Given these revolting developments, there was only one thing to do. Leaving my bandaged left arm outside the shower curtain, I sat in the tub with the water pouring down on my head and cried.
32
“I don’t think you should leave until your arm heals,” said Dr. Martinez, looking worried. “I’m saying that as a doctor, Max.”
“We’ve been gone too long as it is,” I said. “Besides, with our zippy recombinant healing powers, I should be fine, in, oh, about twenty minutes.”
She knew I was exaggerating, but she also knew me well enough to know that little things like healing up and common sense don’t usually affect my decisions.
“I don’t want you to go,” said Ella miserably. “Either of you.”
“I know,” I said. “But we have to. We’ve got to get back to our, uh, situation.”
“Max, is there anything we can do to help?” Ella’s mom’s eyes were filled with a deep emotion that unnerved me.
Saving the world didn’t feel like something I could delegate.
“No, I don’t think so,” I said politely.
Behind me, Fang stood waiting, hating being in the open in their yard. He’d been weird all morning, and I wasn’t sure if it was about my wonky hand, what I’d said by accident, or what. Anyway, I knew he was itching to be off, and part of me was too.
Part of me wasn’t.
There were hugs, of course. These people couldn’t spit without having to hug someone. It felt unbalanced, being able to hug back with only my right arm—that is, my left arm could move up, but it was pretty dead below the elbow. Awkward.
I saw Dr. Martinez step toward Fang, her arms out, but a glance at his face made her stop, then smile warmly and hold her hand out for shaking. He took it, to my relief.
“I’m so glad I met you,” she said to him, looking as if she were visibly restraining herself from hugging him. He stood stiffly, not saying anything.
“Take care of Max.”
He nodded, and his mouth quirked on one side. He knew the idea that anyone needed to take care of me would get my knickers in a twist. I scowled. We would discuss this, for sure.
“Later,” he said to Ella and Dr. Martinez in that gushy, hyperemotional, overdramatic way he had.
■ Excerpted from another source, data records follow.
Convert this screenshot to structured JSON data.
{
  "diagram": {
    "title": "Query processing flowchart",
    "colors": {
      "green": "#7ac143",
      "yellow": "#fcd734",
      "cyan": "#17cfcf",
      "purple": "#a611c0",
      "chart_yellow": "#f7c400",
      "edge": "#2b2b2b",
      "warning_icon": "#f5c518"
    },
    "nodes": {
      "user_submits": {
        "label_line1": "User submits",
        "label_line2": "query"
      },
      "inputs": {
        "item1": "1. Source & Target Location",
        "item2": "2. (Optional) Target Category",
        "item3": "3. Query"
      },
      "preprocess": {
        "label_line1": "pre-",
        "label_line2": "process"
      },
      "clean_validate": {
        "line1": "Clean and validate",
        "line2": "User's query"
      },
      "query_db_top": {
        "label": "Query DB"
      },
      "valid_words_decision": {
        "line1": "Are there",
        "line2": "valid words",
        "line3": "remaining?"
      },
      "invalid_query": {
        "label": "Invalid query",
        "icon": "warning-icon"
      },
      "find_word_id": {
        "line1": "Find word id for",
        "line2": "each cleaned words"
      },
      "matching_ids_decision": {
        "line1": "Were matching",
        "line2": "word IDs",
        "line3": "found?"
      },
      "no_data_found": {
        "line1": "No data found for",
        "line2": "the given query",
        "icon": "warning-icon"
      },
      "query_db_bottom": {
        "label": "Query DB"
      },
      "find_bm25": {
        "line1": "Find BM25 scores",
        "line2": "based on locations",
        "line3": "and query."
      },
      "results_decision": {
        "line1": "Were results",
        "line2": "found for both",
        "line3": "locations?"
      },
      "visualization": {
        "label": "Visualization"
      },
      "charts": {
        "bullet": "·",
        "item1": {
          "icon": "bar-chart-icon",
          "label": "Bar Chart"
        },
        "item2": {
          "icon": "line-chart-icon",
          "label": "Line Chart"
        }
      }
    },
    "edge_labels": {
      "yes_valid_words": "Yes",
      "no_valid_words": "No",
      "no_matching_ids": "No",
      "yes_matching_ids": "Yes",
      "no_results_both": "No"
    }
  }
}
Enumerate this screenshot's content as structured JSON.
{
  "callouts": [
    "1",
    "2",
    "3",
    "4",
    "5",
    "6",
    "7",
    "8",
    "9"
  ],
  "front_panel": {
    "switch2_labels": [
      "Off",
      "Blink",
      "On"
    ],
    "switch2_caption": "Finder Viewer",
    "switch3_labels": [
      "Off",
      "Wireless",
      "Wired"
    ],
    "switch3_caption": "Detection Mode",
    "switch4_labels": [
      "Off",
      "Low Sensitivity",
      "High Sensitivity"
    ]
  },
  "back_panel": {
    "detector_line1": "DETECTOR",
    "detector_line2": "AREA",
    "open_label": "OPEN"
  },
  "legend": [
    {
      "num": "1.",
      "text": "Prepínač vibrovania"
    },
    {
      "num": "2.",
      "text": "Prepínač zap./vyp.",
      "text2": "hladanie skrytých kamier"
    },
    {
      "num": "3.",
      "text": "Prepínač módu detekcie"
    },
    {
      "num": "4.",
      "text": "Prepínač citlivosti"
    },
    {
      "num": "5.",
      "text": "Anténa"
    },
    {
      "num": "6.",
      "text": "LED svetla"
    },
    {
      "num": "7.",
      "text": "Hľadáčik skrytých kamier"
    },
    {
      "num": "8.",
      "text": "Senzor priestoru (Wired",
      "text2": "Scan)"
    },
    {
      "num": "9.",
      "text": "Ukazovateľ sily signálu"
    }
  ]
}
Then he ran across the yard, leaping into the air and unfurling his wings right before he hit the woods. I heard them gasp at the sight of his fourteen-foot wings lofting him effortlessly into the sky, so dark they looked almost purple in the sunlight.
I smiled one last time at Ella and her mother, feeling really sad, but not as sad as I had last time, despite my ruined arm. Now I felt like, I found them again; I can always come back.
And I really thought I might, when all of this was over. If it was ever over.
33
Flying again felt as wonderful and life-giving as flying again always did. Fang and I didn’t speak for maybe forty minutes, streaking back toward where we’d left the flock. I was filled with apprehension and started to think through the almost-certainly-impossible idea of us all getting cell phones so we could keep in touch during times like this.
Finally it couldn’t be avoided any longer.
“So what’s with you?” I asked brusquely.
As if he’d been waiting, Fang rose and held his speed so he was almost right on top of me. While flying, it was the easiest way to hand something to someone else.
I held up my right hand, and he reached down, pressing a small white square of paper into my hand.
I looked at it as he shifted slightly so we were side-by-side again.
It was a photo, and I recognized it.
It was the picture of the baby Gasman that Fang and I had found in a deserted crack house, like, a million years ago. I’d left it in my pack, hidden back with the others in the canyon. “Why’d you bring this?” I asked Fang.